I also have a uncle who is IMO (and that of plenty of women) a very attractive guy who was still sucking his thumb the last time I had info on the matter. He was about 45 at that stage.
I sucked my thumb till I was about 12.
Then you had the transition from “lower school” to “upperschool” where the age was from 12 to about 17.
The first time I stuck my thumb in my mouth, people started laughing at me.
I quit in about 2 seconds flat.
IOW : it will sort itself out.
This is a hard one. My daughter sucked her thumb until about age 8 and she just wouldn’t respond to constant nagging. She went to the orthodontist because her teeth were quite crooked and he installed a “rake” (A metal cage in the upper palate, that stops the suction) along with braces. That stopped her…now she’s not interested any more.
I think if she didn’t have the habit, she might not have needed braces. I don’t know. She’s got beautiful teeth, now.
I probably shouldn’t say this, but I was a long-time thumb-sucker and my teeth are straight—in spite of all the dire warnings I received as a child. The anti-thumb-sucking campaign in my household mostly served to put an emotional wedge between me & my parents, and give me an early lesson of what a fundamentally bad person I am. I’m gonna have to agree w/ those who say don’t sweat it too much. Teach her not to do it at sleepovers and quit by the time she lives in a college dorm and she’ll probably be okay, I’d imagine.
JC, your daughter’s position as #1 Kid has been usurped by the arrival of a pesky little sister. She is bound to have her nose out of joint, even if she does not outwardly show problems, inwardly, she has lost her big slice of the MAMA pie because of that THING in the car seat.
Just let her do it now, but maybe start with the stickers program to be an incentive to stop or control herself so she doesn’t do it in Kindergarten (germs…germs…germs…all those snot nosed children…AIGH) Eventually weaning her down to TV time. Possibly weaning off of nighttime because if they do that for an 8-10 sleep time every night, you are going to have serious braces issues in the future.

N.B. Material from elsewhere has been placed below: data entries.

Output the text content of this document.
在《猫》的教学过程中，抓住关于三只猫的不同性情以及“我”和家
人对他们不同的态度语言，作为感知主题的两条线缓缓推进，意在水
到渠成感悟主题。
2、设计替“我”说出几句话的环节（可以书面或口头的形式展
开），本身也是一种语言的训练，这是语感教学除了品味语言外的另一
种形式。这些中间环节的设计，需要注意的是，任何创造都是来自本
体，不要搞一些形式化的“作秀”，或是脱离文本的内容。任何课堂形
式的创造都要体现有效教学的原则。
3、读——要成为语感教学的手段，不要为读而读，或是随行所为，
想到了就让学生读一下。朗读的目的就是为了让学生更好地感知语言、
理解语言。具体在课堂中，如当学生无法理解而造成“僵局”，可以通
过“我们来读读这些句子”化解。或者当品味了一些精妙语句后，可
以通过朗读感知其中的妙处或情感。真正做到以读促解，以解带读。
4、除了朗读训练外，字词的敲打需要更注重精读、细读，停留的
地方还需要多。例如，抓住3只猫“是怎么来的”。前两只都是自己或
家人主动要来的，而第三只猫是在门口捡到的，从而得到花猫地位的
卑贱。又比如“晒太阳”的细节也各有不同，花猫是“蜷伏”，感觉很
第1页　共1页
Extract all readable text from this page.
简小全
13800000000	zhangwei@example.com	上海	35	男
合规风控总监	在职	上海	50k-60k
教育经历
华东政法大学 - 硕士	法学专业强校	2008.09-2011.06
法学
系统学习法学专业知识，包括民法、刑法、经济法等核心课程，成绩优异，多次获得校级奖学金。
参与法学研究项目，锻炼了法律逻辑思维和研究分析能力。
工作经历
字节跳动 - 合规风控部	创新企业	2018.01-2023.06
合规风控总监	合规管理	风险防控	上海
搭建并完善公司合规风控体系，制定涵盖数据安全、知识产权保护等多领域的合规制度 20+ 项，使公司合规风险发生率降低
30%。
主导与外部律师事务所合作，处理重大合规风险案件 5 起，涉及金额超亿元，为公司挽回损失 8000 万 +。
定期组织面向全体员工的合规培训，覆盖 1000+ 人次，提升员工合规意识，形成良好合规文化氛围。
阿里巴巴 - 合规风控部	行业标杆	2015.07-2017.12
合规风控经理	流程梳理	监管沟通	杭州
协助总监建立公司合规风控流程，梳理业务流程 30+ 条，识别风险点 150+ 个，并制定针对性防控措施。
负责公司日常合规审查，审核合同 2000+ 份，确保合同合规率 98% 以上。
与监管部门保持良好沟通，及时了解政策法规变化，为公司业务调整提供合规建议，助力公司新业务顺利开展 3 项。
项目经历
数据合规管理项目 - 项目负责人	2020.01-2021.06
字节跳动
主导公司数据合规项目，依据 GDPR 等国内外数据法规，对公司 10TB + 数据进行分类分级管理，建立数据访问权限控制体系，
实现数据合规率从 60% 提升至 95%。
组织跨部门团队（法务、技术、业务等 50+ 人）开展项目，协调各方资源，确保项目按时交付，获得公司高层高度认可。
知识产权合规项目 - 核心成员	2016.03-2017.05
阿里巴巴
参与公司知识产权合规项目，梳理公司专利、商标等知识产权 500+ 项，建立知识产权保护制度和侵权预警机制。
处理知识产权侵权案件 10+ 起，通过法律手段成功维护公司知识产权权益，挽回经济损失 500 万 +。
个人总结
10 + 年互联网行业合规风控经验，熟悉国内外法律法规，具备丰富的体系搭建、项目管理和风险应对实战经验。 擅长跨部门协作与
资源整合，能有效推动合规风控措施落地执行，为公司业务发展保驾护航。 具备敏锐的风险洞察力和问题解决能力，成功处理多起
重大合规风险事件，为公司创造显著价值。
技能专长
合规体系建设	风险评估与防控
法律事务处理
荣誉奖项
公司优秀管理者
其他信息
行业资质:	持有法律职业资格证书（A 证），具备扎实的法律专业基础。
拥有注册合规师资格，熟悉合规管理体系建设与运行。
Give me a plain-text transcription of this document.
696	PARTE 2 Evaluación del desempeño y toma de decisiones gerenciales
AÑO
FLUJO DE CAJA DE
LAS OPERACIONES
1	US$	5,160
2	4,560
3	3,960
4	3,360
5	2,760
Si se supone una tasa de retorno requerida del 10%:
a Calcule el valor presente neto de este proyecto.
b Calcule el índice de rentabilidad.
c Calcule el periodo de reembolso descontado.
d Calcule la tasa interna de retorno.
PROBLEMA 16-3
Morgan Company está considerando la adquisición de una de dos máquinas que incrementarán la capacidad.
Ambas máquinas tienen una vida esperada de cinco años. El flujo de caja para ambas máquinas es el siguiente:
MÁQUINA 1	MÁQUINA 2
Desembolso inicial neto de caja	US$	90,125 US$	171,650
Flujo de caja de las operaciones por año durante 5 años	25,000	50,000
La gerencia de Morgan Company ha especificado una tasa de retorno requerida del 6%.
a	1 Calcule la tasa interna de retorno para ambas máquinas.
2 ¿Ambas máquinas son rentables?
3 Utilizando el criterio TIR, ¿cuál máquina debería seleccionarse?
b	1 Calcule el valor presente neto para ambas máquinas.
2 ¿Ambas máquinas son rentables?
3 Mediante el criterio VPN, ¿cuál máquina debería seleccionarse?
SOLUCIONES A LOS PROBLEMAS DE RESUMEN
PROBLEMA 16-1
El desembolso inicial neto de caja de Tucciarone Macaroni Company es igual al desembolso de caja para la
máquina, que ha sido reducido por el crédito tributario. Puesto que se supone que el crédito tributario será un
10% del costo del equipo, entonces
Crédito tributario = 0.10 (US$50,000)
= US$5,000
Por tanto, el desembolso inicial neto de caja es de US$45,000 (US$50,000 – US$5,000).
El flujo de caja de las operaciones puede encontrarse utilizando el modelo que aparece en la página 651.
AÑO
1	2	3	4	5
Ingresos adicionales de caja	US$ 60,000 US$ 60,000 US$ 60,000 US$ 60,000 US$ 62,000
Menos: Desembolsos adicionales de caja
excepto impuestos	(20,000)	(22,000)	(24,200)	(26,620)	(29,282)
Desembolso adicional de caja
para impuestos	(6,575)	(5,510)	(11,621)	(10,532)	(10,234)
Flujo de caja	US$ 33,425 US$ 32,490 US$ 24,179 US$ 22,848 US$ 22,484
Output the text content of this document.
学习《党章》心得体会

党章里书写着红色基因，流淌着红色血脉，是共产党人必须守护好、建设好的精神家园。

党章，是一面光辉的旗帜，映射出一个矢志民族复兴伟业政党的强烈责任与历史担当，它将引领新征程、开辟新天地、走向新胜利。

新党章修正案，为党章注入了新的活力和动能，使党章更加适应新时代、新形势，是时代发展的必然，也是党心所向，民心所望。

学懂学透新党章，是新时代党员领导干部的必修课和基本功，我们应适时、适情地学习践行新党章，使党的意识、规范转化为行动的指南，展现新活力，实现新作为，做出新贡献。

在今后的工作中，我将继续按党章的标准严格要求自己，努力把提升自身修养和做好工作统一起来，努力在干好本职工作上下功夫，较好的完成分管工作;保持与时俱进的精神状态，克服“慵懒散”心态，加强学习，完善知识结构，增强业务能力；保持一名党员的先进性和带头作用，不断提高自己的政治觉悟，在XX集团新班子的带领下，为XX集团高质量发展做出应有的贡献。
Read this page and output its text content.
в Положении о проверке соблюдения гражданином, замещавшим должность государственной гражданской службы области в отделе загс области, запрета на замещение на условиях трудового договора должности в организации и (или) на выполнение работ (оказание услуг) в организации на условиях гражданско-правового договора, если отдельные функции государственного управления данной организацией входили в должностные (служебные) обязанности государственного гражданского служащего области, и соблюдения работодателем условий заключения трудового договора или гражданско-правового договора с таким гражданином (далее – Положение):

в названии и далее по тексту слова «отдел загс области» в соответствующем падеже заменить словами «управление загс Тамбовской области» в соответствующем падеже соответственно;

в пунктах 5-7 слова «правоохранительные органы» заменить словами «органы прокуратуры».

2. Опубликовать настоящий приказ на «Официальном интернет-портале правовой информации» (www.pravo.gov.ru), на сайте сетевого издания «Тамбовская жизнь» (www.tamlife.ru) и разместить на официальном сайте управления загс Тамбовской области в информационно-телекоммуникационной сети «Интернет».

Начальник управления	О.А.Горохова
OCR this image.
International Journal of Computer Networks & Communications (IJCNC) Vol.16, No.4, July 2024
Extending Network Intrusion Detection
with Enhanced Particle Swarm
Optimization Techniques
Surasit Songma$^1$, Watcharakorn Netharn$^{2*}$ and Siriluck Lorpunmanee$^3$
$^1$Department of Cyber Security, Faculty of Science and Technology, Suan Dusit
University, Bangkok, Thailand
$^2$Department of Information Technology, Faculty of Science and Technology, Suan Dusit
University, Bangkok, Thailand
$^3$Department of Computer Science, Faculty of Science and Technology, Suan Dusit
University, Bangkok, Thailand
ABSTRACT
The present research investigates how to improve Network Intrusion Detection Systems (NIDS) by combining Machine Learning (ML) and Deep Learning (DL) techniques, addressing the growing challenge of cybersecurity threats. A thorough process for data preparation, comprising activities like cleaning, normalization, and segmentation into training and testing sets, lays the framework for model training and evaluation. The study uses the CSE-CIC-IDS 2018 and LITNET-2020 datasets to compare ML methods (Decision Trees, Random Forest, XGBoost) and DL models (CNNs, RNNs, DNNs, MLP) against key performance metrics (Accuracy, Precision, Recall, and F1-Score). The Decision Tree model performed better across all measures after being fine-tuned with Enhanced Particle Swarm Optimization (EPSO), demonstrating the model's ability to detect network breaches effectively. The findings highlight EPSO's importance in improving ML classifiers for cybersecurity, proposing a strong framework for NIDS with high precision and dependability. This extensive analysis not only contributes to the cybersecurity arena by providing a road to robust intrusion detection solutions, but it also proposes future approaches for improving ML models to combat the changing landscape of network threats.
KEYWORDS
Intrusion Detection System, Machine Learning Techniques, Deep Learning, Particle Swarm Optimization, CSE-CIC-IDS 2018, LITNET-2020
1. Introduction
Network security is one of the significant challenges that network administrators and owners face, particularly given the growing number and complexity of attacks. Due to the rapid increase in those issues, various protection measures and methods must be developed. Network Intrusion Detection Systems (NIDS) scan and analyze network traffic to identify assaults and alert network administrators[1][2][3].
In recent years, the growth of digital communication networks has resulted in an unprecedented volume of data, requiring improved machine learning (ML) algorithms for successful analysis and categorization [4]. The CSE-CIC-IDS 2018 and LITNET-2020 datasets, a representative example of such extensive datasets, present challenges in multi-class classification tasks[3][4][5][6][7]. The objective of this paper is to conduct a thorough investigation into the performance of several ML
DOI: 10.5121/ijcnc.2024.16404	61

On a rather amusing note, a friend of ours has/had a chronic thumb sucker. That thing was in his mouth 2/3 of the day, except at school.
When the kid broke his thumb sucking right arm and it was in an L cast, there wasn’t one adult who knew him that didn’t burst out laughing at the image of this kid desperately trying to reach his thumb on a non-bending arm. We figured it would break his habit.
Nope. He just went to twirling his hair with his left hand until the cast came off and then went back to the thumb.